Government should support small business development, not the growth of the federal administration. This week, the US Congress passed H.R. 5819 to reauthorize the “Small Business Innovation Research and Small Business Technology Transfer Research” programs. The bill passed with a vote of 368-43, with 75% of House Republicans voting for it. However, Representative Jeff Miller, chose to vote against small business development.
The programs are a 25-year-old government-wide initiative that have funded 85,000 projects for $18 billion, about $2.3 billion annually, and are the largest source of federal support for private-sector technological innovation. Funding for the programs comes from federal agencies with research and development budgets. The 11 largest agencies, such as the Department of Defense, National Institutes of Health, and NASA, must reserve 2.5% of their budgets for the SBIR/SBTTR programs. Small businesses can receive grants to assist in developing technologies that will serve the research and development needs of those federal agencies. Priority is given to applications from companies in rural areas and depressed areas, from veterans, and from energy-efficient organizations.

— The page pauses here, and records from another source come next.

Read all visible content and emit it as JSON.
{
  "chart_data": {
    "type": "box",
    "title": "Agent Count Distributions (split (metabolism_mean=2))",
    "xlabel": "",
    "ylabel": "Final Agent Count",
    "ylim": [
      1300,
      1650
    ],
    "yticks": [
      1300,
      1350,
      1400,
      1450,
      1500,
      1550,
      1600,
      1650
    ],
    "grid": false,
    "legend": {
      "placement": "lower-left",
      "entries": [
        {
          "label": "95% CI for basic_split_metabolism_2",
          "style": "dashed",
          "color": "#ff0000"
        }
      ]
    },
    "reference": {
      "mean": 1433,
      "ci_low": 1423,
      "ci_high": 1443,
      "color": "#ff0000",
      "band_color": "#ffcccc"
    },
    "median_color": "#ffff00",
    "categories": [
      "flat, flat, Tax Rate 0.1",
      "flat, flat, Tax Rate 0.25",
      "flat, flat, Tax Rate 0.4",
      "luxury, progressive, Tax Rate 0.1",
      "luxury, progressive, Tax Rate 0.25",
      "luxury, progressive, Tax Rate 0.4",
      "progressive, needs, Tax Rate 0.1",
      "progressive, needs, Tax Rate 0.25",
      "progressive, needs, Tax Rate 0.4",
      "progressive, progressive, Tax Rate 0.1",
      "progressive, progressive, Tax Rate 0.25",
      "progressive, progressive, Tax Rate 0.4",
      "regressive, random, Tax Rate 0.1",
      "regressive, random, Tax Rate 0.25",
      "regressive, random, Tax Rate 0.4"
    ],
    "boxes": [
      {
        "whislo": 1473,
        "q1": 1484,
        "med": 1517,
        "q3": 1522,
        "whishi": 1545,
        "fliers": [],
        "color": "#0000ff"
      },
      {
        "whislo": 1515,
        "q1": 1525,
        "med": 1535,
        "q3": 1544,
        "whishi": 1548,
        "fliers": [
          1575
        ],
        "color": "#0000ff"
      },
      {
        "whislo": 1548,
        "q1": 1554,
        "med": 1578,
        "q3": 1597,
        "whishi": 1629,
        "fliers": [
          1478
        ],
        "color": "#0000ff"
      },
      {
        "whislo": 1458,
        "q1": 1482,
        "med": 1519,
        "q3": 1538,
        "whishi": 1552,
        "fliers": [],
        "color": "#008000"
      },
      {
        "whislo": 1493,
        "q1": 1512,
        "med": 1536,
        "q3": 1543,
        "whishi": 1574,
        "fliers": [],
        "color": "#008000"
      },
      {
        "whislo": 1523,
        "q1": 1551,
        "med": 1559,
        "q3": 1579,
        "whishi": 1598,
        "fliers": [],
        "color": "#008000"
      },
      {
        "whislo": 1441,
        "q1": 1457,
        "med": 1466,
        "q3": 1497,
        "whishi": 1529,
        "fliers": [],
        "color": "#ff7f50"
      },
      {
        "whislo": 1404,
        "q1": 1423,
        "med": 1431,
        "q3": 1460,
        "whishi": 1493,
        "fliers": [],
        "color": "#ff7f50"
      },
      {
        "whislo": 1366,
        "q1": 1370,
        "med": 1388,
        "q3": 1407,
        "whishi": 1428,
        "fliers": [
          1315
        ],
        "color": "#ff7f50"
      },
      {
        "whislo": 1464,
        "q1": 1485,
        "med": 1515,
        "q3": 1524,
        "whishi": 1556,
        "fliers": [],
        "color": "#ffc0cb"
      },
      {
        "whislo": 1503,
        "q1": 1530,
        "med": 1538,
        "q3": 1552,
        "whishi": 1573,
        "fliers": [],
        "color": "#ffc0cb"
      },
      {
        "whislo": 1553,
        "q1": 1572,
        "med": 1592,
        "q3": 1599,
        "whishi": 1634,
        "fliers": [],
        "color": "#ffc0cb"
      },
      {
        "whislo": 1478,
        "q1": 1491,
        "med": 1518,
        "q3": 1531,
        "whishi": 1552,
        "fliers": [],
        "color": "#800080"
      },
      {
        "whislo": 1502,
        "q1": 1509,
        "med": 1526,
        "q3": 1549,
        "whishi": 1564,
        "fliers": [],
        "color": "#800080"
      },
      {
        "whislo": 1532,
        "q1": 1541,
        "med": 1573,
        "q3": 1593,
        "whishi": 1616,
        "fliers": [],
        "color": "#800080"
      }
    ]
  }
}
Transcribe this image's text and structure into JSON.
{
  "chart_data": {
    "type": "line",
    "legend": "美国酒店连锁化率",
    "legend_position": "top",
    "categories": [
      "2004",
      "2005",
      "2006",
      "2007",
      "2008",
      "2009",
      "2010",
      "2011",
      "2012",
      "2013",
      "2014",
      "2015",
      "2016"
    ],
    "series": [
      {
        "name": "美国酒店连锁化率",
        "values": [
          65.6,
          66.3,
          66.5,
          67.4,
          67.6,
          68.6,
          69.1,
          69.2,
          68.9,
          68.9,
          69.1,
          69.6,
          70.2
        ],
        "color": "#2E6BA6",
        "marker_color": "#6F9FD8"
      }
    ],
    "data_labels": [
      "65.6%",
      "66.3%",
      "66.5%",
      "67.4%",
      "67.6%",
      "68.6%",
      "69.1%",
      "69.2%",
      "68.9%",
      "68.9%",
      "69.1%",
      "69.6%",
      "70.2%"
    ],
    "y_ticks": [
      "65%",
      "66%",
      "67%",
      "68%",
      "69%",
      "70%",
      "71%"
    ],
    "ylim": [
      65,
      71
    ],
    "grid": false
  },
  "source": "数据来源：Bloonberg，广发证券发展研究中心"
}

The Bush administration opposed the resolution saying, basically, that it reduced funding for priority federal agency research activities, provided subsidies for business development, and that it could lead to inappropriate set asides for venture-capital businesses. Why would Representative Jeff Miller vote against 85% of his colleagues in Congress, against privatization for research and development, and on the side of an administration headed by a President with a 71% disapproval rating?